Anna Maria Maiolino entre a mãe e a filha em "Por Um Fio" |
Leio na “Ilustrada” da Folha de S.Paulo
do último domingo que a artista plástica Anna Maria Maiolino faz no Museu de
Arte Contemporânea de Los Angeles a maior mostra de seus trabalhos já realizada
nos Estados Unidos. Foi quando me lembrei de um texto de apresentação para o
catálogo de uma de suas exposições, que eu escrevi para o CCBB/Rio em 1993. Lá
se vão 25 anos, mas aproveito para republicar.
A trajetória de seis décadas como
artista mostra a fuga de Anna Maria Maiolino e da família de uma Itália
destruída pela Segunda Guerra, a passagem pela Venezuela, primeira migração,
seus anos nova-iorquinos e o momento em que fincou raízes em São Paulo, onde
vive hoje.
“Fui uma andarilha”, diz Maiolino. “E
fui criar um alfabeto, um discurso na arte por não pertencer a nada e a tudo ao
mesmo tempo. É uma coisa muito paradoxal. Mas quando os brasileiros querem me ver
como uma artista de fora, fico ofendida. Tenho plena consciência que sou um
produto da arte brasileira. Todo artista é um antropófago”.
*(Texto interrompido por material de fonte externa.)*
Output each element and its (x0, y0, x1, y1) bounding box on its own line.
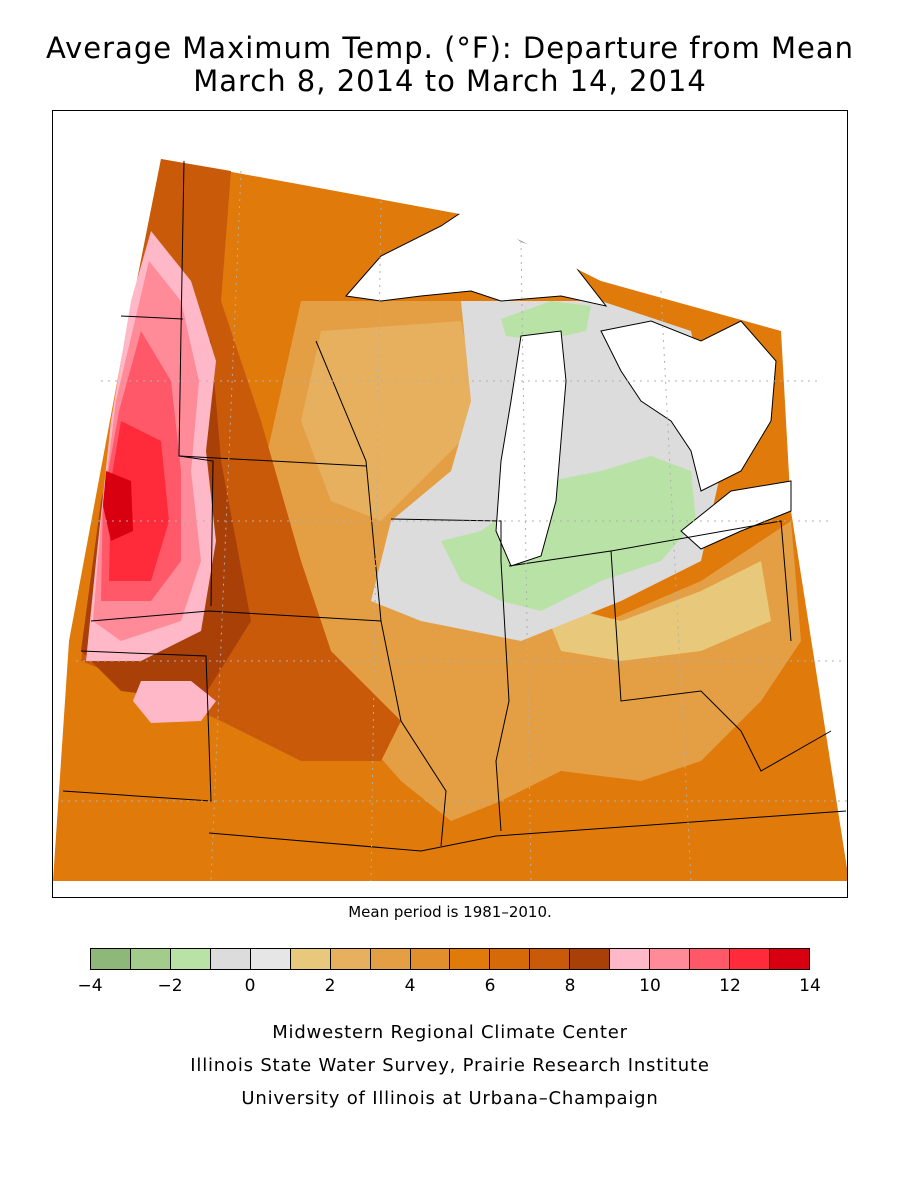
graticule (61, 170, 847, 882)
legend-swatch (410, 949, 451, 969)
state-boundaries (62, 160, 847, 852)
legend-swatch (370, 949, 411, 969)
region-pink-2 (133, 681, 216, 723)
legend-swatch (730, 949, 770, 969)
legend-swatch (210, 949, 251, 969)
region-deepest-red (103, 471, 133, 541)
legend-tick-label: 8 (564, 976, 576, 996)
legend-tick-label: 6 (484, 976, 496, 996)
credit-line-1: Midwestern Regional Climate Center (272, 1022, 628, 1043)
legend-swatch (130, 949, 171, 969)
legend-swatch (530, 949, 571, 969)
legend-tick-label: 4 (404, 976, 416, 996)
legend-tick-label: −2 (157, 976, 183, 996)
legend-swatch (610, 949, 651, 969)
legend-swatch (650, 949, 691, 969)
legend-swatch (490, 949, 531, 969)
legend-tick-label: 10 (639, 976, 661, 996)
color-legend (90, 948, 810, 970)
map-title: Average Maximum Temp. (°F): Departure fr… (45, 31, 855, 65)
legend-swatch (290, 949, 331, 969)
canada-land-blank (231, 111, 847, 331)
lake-superior (345, 205, 608, 307)
legend-swatch (91, 949, 131, 969)
legend-tick-label: 14 (799, 976, 821, 996)
legend-swatch (170, 949, 211, 969)
legend-tick-label: 2 (324, 976, 336, 996)
legend-swatch (330, 949, 371, 969)
credit-line-3: University of Illinois at Urbana–Champai… (241, 1088, 659, 1109)
temperature-departure-map (53, 111, 847, 882)
lake-erie (680, 480, 792, 550)
legend-tick-label: 0 (244, 976, 256, 996)
legend-swatch (250, 949, 291, 969)
mean-period-note: Mean period is 1981–2010. (348, 903, 552, 921)
region-tan (301, 321, 481, 521)
region-tan-2 (541, 561, 771, 661)
map-date-range: March 8, 2014 to March 14, 2014 (193, 64, 707, 98)
region-bright-red (109, 421, 169, 581)
lake-huron (600, 320, 777, 492)
lake-michigan (495, 330, 567, 567)
legend-swatch (769, 949, 809, 969)
legend-swatch (570, 949, 611, 969)
region-negative-lower (441, 456, 696, 611)
legend-tick-label: −4 (77, 976, 103, 996)
credit-line-2: Illinois State Water Survey, Prairie Res… (190, 1055, 710, 1076)
region-negative-upper (501, 301, 591, 341)
legend-swatch (690, 949, 730, 969)
legend-tick-label: 12 (719, 976, 741, 996)
legend-swatch (450, 949, 491, 969)
map-panel (52, 110, 848, 898)
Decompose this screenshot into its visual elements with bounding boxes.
A seguir, meu texto sobre ela.
A
MÃO DE
MAIOLINO
Desde
o início de sua trajetória artística, existiu sempre em Anna Maria Maiolino uma
latente inquietação pelo ato de fazer em si e, mais ainda, pela estrutura da
“cousa” onde aplicava suas criações. Daí um constante interrogar-se com relação
aos próprios suportes de sua arte, como no tempo da Nova Figuração, quando buscava
revitalizar as potencialidades formais da gravura e do próprio objeto.
Essa
preocupação manteve-se mesmo em fases posteriores, ao lançar-se – já no final
dos anos 60, em Nova York – na desconstrução do suporte da gravura e do
desenho, interferindo na aparente neutralidade do papel através das incisões,
fendas, perfurações. Já então, como agora, Maiolino “tateava” a metáfora maior
de sua obra: um discurso preso ao fazer matérico, extraído do manuseio do
objeto, da mão operante, da mão que emprega, que se entrega, da mão que obra a
matéria e que, ao preservar o seu “estar-no-mundo”, afasta-se definitivamente
da ilusão.
Anna
Maria Maiolino foi buscar em Pirandello o título dessa exposição. Nada melhor
que “Um, Nenhum, Cem Mil” para dar sentido a suas cobrinhas, a esses rolinhos
que são um e nenhum, pois ao mesmo tempo que preservam sua identidade, o que há
de intrinsecamente matérico em si mesmo, somam-se a outras formas parecidas,
repetindo-se na composição desses objetos-cousas. São iguais e diferentes, esses
objetos. É a mesma a argila em que são modelados. É semelhante o gesso que se
aplica ao molde, quando retirada a argila. É a mesma a dualidade
pleno-vazio-negativo-positivo, oco-cheio com que trabalham as mãos de Maiolino.
A
artista substitui a argila pelo gesso, mas mantém a essência do material, seu
peso e temperamento. Anna Maria Maiolino não quer ocas essas cousas, meros
simulacros. O que ela nos propõe é o ato de “cousar” - sinônimo de reflexão e
mistério. Ao abrir espaço para essas matérias vivas, o Centro Cultural Banco do
Brasil quer devolver ao público um pouco do fascínio primitivo do trabalho de
mãos simples – padeiros, ceramistas – frutos de paciência e prazer. Aqui, não
se esculpe – mas se modela à imagem e semelhança da memória, do acaso que vem
da mão.
Ronaldo
Werneck
CCBB/Rio, 1993
Um comentário:
Nada mais autentica antropofagia brasileiro que isso. Alguem que inventou um alfabeto de sobrevivencia existencial . É genial. Um tecido nao residual, mas, intrinseco da antropofagia Geral de Oiticica. É é a brasileira que todos queríamos.